Ilona Lucassen

Personal information
- Born: 24 May 1997 Geldrop, Netherlands
- Died: 12 June 2020 (aged 23) Arnhem, Netherlands
- Occupation: Judoka

Sport
- Country: Netherlands
- Sport: Judo
- Weight class: ‍–‍78 kg

Medal record
Women's judo
Representing the Netherlands
European Championships
| Silver medal – second place | 2018 Yekaterinburg | Mixed team |
IJF Grand Prix
| Bronze medal – third place | 2018 The Hague | ‍–‍78 kg |

Profile at external databases
- IJF: 19955
- JudoInside.com: 63556

= Ilona Lucassen =

Dutch judoka (born 1997)

Ilona Lucassen (24 May 1997 – 12 June 2020) was a Dutch judoka who was part of the Dutch judo team that trained at the Papendal Sports Centre.

== Sports career ==
Lucassen's greatest achievement was in 2018 when she won the bronze medal in the half-heavyweight category up to 78 kg during the Judo Grand Prix in The Hague, competing against Marhinde Verkerk. In 2018, she was part of the team that won silver during the European Mixed Team Judo Championships in Yekaterinburg, Russia. On 13 October 2019, she won gold in the under 78 kg weight class at the Women's Continental Open in Tallinn, Estonia. She also won gold at the Continental Open in Glasgow and Minsk in 2018. During the Junior European Championships in 2016 in Málaga, Lucassen sustained a serious injury, tearing her cruciate ligaments. After a year of rehabilitation, she resumed competitive judo in 2017.

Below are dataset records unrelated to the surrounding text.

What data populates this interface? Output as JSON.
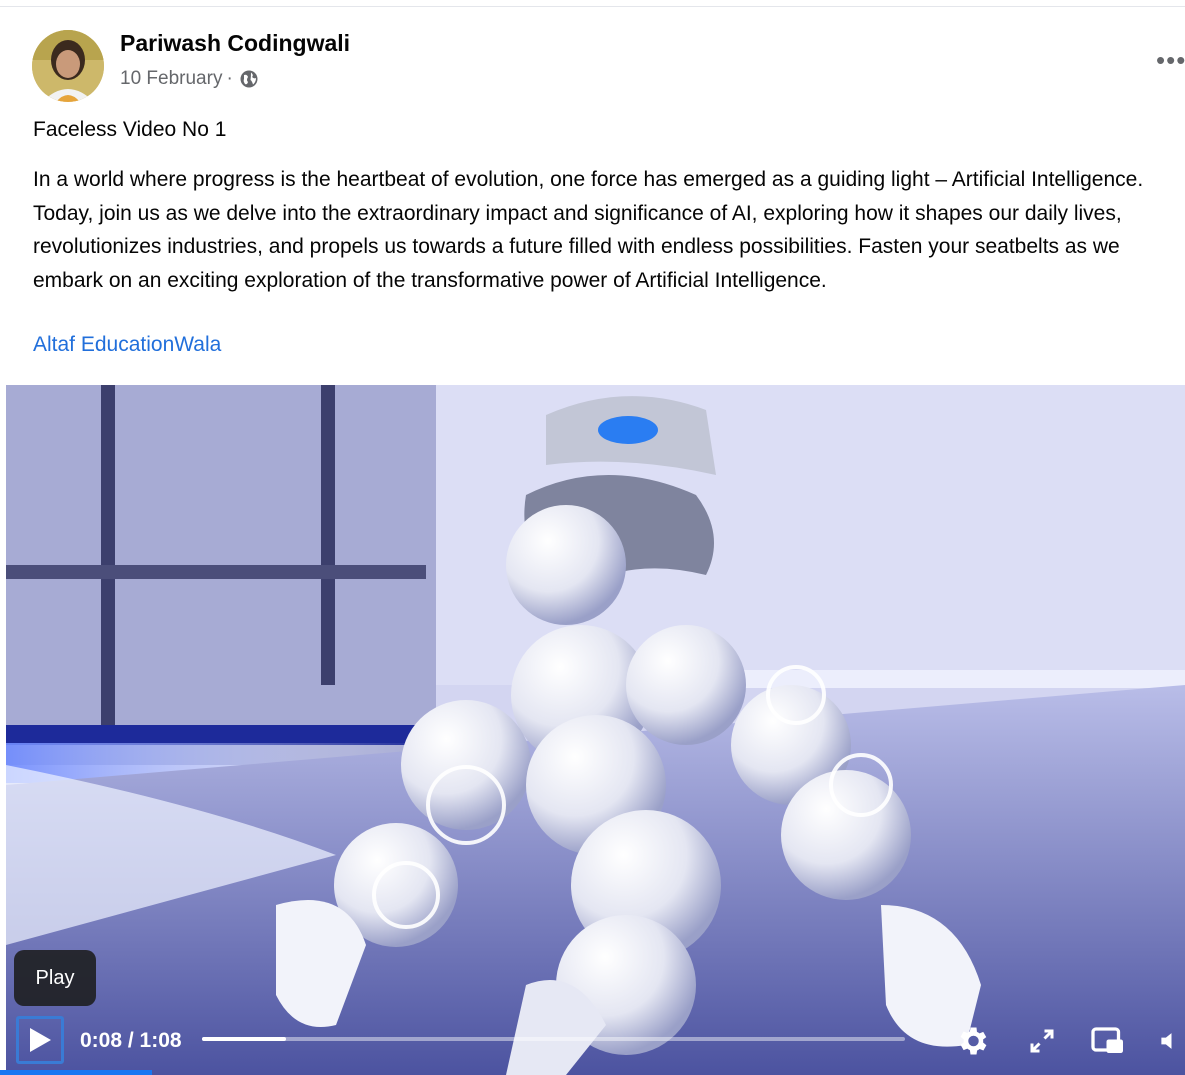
{
  "post": {
    "author": "Pariwash Codingwali",
    "date": "10 February",
    "separator": "·",
    "more_label": "•••",
    "title": "Faceless Video No 1",
    "description": "In a world where progress is the heartbeat of evolution, one force has emerged as a guiding light – Artificial Intelligence. Today, join us as we delve into the extraordinary impact and significance of AI, exploring how it shapes our daily lives, revolutionizes industries, and propels us towards a future filled with endless possibilities. Fasten your seatbelts as we embark on an exciting exploration of the transformative power of Artificial Intelligence.",
    "tag": "Altaf EducationWala"
  },
  "video": {
    "tooltip": "Play",
    "time": "0:08 / 1:08",
    "progress_fraction": 0.12
  },
  "icons": {
    "globe": "globe-icon",
    "play": "play-icon",
    "settings": "gear-icon",
    "fullscreen": "expand-icon",
    "pip": "picture-in-picture-icon",
    "volume": "volume-icon"
  },
  "colors": {
    "link": "#216fdb",
    "meta": "#65676b",
    "accent": "#1877f2"
  }
}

Lucassen pursued a retail entrepreneurship course to prepare for starting a sports business after her sports career. She was preparing for the 2024 Summer Olympics in Paris. In an interview, she mentioned being inspired by the festive celebration of swimmer Pieter van den Hoogenband's Olympic victory at the Market Square in Geldrop.

== Death ==
Lucassen suffered from depression and, due to the COVID-19 pandemic in the Netherlands, she had been unable to practice judo since 15 March 2020. On 12 June 2020, she died by suicide at the age of 23. Due to unruly behavior, she had been suspended from Papendal for three months the day before her death.